Queuing in Asia equity market: Part 2 – Lifecycle of a queue

This article is by Gabriel Kan & Hideaki Sano. 

In our previous post, we discussed how each queue can be classified in one of the four cases, depending on how it starts and ends:

  1. New Level to New Level (Price penetration ↗↗)
  2. New Level to Old Level (Price reversion ↗↘)
  3. Old Level to New Level (Price reversion ↘↗)
  4. Old Level to Old Level (Price penetration ↘↘)

For each case, we study its lifecycle by looking at the average quote size at start time, end time, and when the queue size is at its maximum.

Queues during price reversion have a significantly shorter duration (~30 sec) compared to queues during price penetration (~1 min). New-Level-to-New-Level queues take much longer to stabilize in size — it takes 35 sec to attain the maximum size, while the other cases take only about 5 sec. In this case, it is important to actively monitor the passive orders for a longer period to anticipate the longer queue building process. We also observe that queue size is constantly changing, and the magnitude depends on the queue type. A typical New-Level-to-New-Level queue will have a maximum size equal to 14 times the starting size.

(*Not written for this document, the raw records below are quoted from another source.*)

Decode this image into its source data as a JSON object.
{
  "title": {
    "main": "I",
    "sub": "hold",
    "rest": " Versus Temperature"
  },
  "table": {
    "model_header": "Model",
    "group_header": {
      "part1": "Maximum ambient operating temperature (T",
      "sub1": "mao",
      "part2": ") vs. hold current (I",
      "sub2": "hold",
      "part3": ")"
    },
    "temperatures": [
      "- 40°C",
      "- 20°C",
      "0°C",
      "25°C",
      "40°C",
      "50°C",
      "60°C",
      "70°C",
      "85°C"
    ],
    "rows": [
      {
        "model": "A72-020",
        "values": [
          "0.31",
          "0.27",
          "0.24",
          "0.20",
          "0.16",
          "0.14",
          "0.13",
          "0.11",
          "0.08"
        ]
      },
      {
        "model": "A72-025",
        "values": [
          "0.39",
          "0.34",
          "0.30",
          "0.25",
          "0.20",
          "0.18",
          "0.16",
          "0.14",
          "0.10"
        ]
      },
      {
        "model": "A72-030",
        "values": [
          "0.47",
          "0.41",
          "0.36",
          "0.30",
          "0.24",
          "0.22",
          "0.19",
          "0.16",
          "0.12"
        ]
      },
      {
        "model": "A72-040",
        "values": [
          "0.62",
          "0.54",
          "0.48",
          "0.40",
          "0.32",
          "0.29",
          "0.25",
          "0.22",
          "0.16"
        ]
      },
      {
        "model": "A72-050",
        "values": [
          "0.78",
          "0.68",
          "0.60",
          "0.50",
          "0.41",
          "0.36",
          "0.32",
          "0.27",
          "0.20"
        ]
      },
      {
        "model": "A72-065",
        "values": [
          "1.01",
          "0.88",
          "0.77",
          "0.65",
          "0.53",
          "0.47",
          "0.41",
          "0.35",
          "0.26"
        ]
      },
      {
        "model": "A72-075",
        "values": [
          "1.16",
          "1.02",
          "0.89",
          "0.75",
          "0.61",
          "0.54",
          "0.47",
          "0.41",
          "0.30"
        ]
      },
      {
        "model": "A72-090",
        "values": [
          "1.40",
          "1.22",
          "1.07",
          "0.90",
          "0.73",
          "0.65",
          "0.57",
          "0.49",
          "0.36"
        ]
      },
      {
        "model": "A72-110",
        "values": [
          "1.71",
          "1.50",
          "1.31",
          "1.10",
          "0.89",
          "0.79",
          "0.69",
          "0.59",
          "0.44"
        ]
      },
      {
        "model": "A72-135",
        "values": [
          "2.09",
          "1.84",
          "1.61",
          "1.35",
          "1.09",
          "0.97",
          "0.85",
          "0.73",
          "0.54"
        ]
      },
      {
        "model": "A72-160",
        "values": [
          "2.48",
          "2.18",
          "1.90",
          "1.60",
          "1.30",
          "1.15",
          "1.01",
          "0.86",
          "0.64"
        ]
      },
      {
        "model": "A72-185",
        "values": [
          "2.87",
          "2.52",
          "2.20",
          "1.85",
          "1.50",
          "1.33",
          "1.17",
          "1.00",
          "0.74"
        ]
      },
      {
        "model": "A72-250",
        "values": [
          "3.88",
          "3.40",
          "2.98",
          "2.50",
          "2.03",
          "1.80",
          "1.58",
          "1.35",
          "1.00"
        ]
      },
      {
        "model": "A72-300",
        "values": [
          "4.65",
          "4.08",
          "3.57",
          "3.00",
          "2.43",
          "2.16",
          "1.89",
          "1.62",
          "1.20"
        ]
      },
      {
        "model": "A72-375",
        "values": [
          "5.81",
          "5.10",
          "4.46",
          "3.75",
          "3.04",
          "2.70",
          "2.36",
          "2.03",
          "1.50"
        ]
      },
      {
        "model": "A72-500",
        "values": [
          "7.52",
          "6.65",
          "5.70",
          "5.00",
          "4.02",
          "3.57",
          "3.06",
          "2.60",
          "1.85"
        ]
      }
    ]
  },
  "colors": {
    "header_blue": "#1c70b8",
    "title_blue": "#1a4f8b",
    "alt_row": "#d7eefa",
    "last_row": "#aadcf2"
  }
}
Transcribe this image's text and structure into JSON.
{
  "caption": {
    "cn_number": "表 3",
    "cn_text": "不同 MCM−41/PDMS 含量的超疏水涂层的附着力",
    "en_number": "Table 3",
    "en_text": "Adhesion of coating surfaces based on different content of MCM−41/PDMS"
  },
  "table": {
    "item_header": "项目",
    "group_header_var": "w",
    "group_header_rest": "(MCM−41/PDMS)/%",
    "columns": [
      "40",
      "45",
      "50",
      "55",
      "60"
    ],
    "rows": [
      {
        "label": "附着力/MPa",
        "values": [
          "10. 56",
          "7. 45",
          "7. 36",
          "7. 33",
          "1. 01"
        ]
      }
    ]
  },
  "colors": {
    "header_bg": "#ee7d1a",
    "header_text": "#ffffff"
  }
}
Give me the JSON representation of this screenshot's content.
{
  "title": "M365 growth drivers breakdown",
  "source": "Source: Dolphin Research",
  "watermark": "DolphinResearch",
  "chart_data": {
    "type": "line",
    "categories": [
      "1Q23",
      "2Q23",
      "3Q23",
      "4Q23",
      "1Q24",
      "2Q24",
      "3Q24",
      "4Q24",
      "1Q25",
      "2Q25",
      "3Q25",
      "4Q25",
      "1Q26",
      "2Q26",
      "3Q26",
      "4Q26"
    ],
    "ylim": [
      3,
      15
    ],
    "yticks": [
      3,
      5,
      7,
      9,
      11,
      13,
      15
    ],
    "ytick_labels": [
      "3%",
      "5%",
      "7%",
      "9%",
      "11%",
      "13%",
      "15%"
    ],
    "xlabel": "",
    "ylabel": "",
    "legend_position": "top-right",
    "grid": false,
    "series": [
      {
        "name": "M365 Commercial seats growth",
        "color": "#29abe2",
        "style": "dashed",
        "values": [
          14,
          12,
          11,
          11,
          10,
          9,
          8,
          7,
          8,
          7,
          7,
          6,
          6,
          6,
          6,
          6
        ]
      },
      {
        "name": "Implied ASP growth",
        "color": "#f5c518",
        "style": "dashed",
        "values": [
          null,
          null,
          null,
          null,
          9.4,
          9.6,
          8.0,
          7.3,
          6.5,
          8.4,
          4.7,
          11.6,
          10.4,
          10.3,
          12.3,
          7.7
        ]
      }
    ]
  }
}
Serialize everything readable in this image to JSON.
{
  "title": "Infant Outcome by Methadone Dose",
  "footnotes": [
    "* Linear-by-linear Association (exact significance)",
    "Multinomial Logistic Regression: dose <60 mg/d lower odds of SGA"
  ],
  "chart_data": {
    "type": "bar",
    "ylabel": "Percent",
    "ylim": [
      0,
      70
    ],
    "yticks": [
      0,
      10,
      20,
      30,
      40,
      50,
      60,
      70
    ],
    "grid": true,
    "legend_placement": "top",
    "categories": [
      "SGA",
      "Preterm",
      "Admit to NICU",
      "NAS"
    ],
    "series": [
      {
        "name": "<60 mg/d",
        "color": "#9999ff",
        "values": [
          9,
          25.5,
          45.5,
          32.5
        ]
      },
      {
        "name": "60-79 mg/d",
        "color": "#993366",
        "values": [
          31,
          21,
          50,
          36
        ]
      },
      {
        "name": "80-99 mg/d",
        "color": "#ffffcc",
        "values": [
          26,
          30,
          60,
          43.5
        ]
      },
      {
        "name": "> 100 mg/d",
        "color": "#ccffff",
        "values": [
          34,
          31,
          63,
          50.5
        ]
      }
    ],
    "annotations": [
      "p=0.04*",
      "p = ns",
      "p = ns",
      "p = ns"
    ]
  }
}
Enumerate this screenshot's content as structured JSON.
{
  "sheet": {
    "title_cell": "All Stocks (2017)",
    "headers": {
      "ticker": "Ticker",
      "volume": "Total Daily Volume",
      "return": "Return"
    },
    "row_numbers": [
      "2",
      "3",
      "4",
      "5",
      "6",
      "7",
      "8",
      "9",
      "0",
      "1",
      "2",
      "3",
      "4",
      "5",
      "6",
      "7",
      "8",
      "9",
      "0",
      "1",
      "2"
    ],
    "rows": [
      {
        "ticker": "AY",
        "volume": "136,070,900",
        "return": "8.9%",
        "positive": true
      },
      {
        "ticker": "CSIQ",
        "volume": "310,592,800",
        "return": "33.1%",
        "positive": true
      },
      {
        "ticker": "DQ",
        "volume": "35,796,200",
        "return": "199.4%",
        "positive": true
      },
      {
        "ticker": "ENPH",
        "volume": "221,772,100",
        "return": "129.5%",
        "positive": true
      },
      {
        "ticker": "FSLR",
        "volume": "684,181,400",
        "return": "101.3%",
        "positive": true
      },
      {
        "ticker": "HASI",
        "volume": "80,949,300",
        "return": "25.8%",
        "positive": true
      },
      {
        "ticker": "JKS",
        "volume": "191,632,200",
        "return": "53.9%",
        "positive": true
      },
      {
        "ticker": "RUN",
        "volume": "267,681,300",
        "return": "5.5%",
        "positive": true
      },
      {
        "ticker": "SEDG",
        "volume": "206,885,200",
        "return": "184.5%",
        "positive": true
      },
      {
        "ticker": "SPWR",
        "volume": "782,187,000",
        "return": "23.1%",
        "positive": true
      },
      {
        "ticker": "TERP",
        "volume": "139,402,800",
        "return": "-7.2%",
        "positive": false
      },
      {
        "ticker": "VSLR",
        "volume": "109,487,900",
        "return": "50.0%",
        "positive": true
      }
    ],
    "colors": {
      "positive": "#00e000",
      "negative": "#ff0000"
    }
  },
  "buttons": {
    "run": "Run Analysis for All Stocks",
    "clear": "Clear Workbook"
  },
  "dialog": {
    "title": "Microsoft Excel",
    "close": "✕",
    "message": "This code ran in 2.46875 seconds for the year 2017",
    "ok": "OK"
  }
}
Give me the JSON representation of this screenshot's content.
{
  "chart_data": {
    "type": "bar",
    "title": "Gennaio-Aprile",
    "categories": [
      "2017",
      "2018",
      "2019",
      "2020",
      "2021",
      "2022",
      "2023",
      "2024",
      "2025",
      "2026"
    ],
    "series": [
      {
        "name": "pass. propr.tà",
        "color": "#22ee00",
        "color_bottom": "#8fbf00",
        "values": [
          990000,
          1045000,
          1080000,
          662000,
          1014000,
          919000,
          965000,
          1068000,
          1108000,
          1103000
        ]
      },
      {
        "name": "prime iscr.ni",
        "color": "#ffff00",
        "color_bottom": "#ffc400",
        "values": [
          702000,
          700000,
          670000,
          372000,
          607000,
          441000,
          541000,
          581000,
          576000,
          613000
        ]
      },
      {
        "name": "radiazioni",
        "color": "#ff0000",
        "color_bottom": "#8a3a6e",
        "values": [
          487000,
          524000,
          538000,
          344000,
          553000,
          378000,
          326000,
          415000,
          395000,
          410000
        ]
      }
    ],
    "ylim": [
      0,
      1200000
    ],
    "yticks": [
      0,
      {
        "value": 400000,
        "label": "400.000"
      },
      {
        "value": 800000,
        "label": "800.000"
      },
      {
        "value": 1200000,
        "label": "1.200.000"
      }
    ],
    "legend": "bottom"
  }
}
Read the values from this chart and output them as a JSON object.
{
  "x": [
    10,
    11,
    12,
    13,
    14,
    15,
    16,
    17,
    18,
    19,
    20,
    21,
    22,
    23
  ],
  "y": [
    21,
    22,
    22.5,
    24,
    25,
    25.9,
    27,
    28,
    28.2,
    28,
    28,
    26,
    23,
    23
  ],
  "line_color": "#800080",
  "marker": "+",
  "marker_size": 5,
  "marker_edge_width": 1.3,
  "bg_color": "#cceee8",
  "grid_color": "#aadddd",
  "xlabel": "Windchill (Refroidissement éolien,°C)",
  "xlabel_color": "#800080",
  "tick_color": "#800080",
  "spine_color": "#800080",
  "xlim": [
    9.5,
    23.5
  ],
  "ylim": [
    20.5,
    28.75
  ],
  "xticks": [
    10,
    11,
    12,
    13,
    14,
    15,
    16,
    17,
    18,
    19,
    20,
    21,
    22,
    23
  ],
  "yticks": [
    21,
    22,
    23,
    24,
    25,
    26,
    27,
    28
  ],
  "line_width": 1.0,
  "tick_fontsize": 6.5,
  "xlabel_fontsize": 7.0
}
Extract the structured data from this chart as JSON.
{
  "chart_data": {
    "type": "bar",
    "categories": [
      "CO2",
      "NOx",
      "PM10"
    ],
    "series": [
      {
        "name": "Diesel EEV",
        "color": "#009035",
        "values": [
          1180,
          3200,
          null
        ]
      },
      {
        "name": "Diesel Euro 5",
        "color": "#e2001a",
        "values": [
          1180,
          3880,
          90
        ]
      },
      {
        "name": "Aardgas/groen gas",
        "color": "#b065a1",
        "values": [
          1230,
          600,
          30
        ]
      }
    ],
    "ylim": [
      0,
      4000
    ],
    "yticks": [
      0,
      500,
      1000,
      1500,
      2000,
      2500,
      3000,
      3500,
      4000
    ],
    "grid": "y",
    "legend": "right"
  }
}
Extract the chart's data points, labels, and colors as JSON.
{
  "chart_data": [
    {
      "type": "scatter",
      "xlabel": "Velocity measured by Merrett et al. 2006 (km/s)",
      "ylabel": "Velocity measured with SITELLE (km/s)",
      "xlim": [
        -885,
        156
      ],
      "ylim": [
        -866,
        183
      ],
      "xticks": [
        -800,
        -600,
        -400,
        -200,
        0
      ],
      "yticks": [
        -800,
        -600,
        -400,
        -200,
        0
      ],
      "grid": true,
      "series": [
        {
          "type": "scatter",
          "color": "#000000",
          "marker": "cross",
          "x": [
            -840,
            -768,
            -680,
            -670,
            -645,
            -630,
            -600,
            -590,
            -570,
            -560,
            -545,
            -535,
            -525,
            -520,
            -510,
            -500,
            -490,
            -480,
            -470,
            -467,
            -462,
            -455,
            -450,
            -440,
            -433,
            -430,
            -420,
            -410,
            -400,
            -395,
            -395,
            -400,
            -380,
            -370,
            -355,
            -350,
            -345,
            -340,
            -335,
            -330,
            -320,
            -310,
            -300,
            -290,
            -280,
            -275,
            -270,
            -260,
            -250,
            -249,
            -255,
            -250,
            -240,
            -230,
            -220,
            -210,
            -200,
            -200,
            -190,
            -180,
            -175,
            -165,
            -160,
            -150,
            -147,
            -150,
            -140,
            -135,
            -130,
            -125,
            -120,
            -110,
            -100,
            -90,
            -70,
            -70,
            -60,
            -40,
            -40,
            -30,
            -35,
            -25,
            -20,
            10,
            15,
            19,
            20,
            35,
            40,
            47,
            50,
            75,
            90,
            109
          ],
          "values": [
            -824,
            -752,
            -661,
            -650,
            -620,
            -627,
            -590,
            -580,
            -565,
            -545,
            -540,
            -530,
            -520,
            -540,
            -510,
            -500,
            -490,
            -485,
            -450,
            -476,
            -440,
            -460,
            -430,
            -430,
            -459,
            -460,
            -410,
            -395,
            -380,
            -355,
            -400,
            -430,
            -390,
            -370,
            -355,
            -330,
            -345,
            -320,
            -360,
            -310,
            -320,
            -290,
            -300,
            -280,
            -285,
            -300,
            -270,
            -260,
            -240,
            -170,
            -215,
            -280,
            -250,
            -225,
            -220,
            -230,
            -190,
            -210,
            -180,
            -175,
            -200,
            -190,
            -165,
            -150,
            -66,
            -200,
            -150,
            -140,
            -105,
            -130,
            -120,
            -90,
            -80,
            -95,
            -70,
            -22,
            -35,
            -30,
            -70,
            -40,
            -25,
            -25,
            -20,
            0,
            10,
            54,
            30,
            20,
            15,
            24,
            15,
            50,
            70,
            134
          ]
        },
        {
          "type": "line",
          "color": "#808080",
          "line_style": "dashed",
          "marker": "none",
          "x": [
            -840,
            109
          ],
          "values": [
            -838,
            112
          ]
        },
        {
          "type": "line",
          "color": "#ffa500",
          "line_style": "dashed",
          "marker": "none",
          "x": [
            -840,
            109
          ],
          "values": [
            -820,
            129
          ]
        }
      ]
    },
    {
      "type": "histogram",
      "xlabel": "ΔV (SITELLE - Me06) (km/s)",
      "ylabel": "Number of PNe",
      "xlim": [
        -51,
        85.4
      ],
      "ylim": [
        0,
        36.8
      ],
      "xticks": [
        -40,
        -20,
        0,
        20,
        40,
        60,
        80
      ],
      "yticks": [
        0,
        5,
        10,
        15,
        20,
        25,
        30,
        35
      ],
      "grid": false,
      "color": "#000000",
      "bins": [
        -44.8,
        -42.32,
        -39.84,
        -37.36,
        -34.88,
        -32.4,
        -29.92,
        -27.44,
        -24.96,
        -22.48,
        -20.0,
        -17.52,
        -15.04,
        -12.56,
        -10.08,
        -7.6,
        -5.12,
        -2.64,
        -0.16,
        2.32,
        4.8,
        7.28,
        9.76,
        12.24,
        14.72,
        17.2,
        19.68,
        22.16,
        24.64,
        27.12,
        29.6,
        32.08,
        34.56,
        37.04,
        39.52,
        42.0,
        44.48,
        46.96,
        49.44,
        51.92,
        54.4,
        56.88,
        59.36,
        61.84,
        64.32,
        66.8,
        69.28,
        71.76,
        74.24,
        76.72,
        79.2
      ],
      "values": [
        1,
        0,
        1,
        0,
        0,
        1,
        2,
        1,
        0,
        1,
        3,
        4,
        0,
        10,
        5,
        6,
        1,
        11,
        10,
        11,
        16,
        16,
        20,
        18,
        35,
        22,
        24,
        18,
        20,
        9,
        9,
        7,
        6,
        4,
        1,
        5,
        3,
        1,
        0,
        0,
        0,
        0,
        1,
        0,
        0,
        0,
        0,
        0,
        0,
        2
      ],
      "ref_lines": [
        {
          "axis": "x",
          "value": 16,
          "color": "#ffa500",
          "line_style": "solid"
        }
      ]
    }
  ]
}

Figure 1: lifecycle of queues that start at the old price level

Figure 1: lifecycle of queues that start at the old price level

Figure 2: lifecycle of queues that start at the new price level

Figure 2: lifecycle of queues that start at the new price level

Consider the case where ten orders are queued at the best bid with 1000 shares each, and we are the first order in the queue, i.e. we are 10% of the queue size. Then sell pressure comes in and the first five orders are executed, including ours. Assume that the remaining queued orders are withdrawn from the queue due to the sell pressure. In this case, we would have traded 20% of the market volume, but not 10%.

In another scenario, assume that no orders were withdrawn from the queue, but another five new orders with 1000 shares each come to join the queue. If all orders are executed, we will be only 6.7% of the market volume, but not 10%.

The above examples illustrate the challenge of target participation by queuing orders. If we are in the front of the queue, order withdrawal by others can lead to over-trading (first example) while order replenishing can lead to under-trading (second example). Overall, we found that traded shares equal only 75% of the average queue size, or 48% of the maximum queue size. In other words, typically not the full queue will be executed.

Drilling down into different queue cases, the results heavily depend on whether there are residual orders in the queue when it ends. If the queue ends with no residual orders (New-Level-to-Old-Level ↗↘ or Old-Level-to-Old-Level ↘↘), the maximum queue size is a good proxy for the market volume in the queue life cycle: Traded volume is 118% and 95% of the maximum queue size of a new queue and old queue respectively.

On the other hand, if the queue ends with residual orders (New-Level-to-New-Level ↗↗ or Old-Level-to-New-Level ↘↗), only the tip of the queue will be executed; traded volume is only 15% and 8% of the maximum queue size of a new queue and old queue respectively. Traded volume of New-Level-to-New-Level queue (↗↗) is almost twice of Old-Level-to-New-Level queue (↘↗). One reason is that traders are more reluctant to create price penetration, and the time that stays at a New-Level-to-New-Level queue (↗↗) is doubled that of an Old-Level-to-New-Level queue (↘↗). Thus, it leads to more orders being executed.

Figure 3: total traded shares vs. average and maximum queue size

Figure 3: total traded shares vs. average and maximum queue size

In order to correctly anticipate the market volume, one needs to take the queue dynamics into account. As we have shown, predicting the queue ending scenario, particularly whether there are residual orders when it ends, is critical in estimating the actual volume executed from the queue. Queue building process, buy-sell pressure, and order imbalance are also important factors to be considered.

Furthermore, one can directly predict the market volume and use it as a guideline to avoid severe over-trade or under-trade. For example, if the predicted volume of the next 5 min is only 1000 shares, we can cap the order size to 100 shares when the target participation is 10%. This would work as a safety for mistakenly predicting the queuing process.